Each day, your practice is there to help patients take stock of their health and create a plan to get healthier. But how often do you step back and give your practice a good checkup? The end of the year is a natural time to look back on the past 12 months and take stock. Don’t just stop at budgeting and forecasting. Follow this practice checklist for end-of-year housekeeping so you can have a strong start to 2018!
Payor contracts: Your practice has more than likely received notification from insurance companies on rule changes that are taking effect at the first of the year. It’s important for any practice to conduct a thorough review of these changes and disseminate the information to staffers who need to know. Preventing small mistakes and oversights can help prevent delaying revenue to your practice.
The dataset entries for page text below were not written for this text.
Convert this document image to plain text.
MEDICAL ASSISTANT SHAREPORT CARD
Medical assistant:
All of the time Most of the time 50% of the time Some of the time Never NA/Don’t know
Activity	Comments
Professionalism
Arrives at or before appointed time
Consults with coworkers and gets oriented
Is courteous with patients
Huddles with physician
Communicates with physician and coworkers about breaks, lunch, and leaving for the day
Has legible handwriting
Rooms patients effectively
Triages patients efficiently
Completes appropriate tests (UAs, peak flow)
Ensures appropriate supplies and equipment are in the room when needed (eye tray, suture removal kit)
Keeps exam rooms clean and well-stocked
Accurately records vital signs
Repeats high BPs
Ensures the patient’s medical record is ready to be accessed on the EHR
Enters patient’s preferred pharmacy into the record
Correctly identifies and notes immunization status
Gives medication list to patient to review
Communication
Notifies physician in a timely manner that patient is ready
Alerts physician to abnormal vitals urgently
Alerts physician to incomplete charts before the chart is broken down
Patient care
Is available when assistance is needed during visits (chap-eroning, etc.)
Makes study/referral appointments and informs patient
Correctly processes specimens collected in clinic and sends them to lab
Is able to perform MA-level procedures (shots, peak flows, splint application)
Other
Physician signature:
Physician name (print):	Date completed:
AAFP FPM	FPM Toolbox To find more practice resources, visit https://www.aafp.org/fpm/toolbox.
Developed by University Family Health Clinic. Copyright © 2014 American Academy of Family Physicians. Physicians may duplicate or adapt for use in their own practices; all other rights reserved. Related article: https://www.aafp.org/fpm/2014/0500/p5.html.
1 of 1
Employee reviews: This is a good time for a check-in with staffers. Schedule brief one-on-one conversations to find out how they’re doing, what changes they’d like to see at the practice and what their current career goals may be. This opens the door to consider their skill sets, their potential, and what new roles they may play in your practice.
Review your online tools: In the day-to-day hustle, it’s easy for any small-business owner to neglect their online presence. Visit your own website and review each page to ensure all information is still correct and every link still functions. Be sure and examine social media pages, along with any other public-facing presence you can think of. Even if these things could use an update, correcting outdated information is always a step in the right direction.
Review contracts: No doubt, you work with many vendors, and at some point in 2018, your practice will be renewing and reviewing your options. This year, come to the negotiating table better prepared. Make a spreadsheet of when contracts are up, and build reminders to review these at least 30 days before they’re due. If ending one of these partnerships is under consideration, however, be sure to budget additional time to find a replacement.
Cash-flow check-up: If cash flow is tight, it’s time for a closer look at your accounts receivable inventory. Run reports and sort them into three categories: of 0-30 days, 90-120 days, and more than 120 days. What percentage of your account receivables are in the 0-30 day category? If it’s below 80 percent, that could signal cash flow and business management problems. Next year, reduce your account receivables, boost cash flow, and work with a collection partner to help you recover past-due accounts.
Of course, the holiday season is busy enough. So if you can’t get to this practice checklist before 2018, be sure to set aside some time to review these areas on an annual basis.